Es war das wohl größte soziale Experiment im Nachkriegseuropa und wurde vom Rest der Welt jahrzehntelang nicht wahrgenommen. Bis heute ist das rumänische Experiment 770 eine Randnotiz der Geschichte geblieben. Neue Dokumente, unveröffentlichte Archivaufnahmen und ergreifende Interviews ermöglichen es, die Geschichte einer ganzen Generation nachzuerzählen. Eine Generation, die nur geboren wurde, weil ein Diktator es so befahl.
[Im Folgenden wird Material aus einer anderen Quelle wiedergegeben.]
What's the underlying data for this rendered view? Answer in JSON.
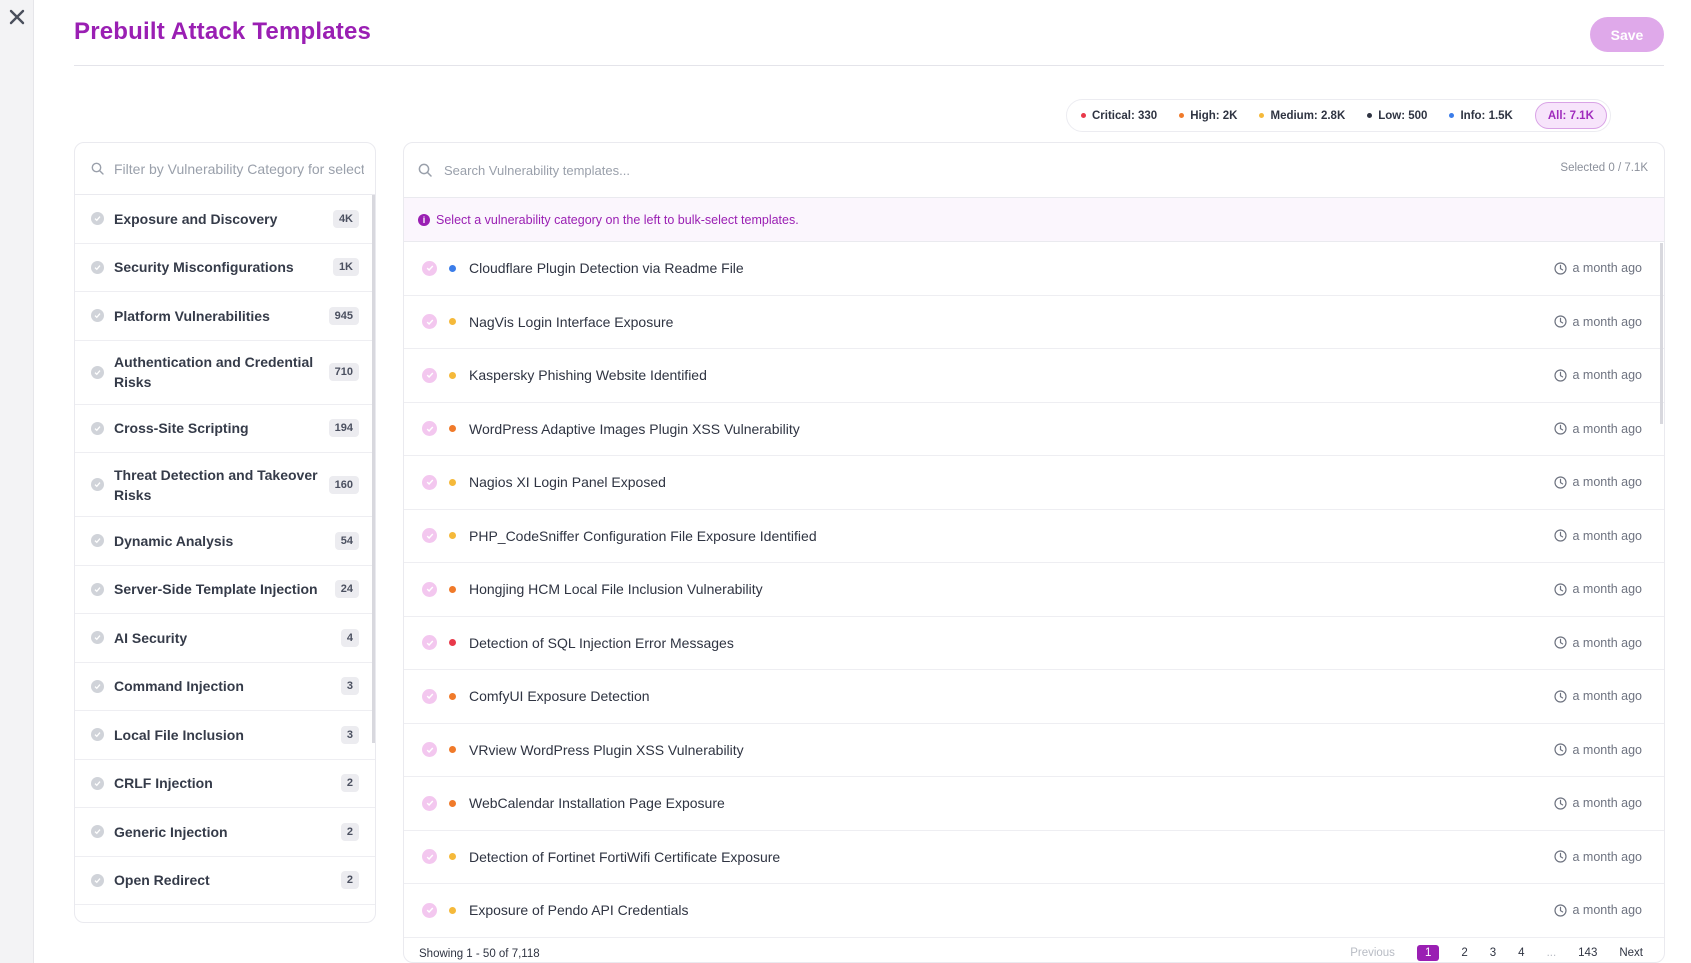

1966 hatte der rumänische Staatschef Nicolae Ceausescu eine Vision vom „neuen“, selbstbewussten, kommunistischen Menschen. Nach Vorbild und Wunsch des Diktators sollte eine ganze Generation ohne Erinnerungen an Rumäniens vorkommunistische Vergangenheit entstehen. Eine Generation, die seine Pläne von einem unabhängigen, selbstbestimmten Rumänien verwirklichen sollte. Die Geburtsstunde dieser Generation wurde das Dekret 770 aus dem Jahre 1966. Dieses verbot Abtreibungen und stellte sie unter harte Bestrafung. Frauen sollten nach Ceausescus Plan mindestens vier Kinder haben. So sollte die Bevölkerung Rumäniens innerhalb der nächsten 24 Jahre um zehn Millionen Menschen wachsen.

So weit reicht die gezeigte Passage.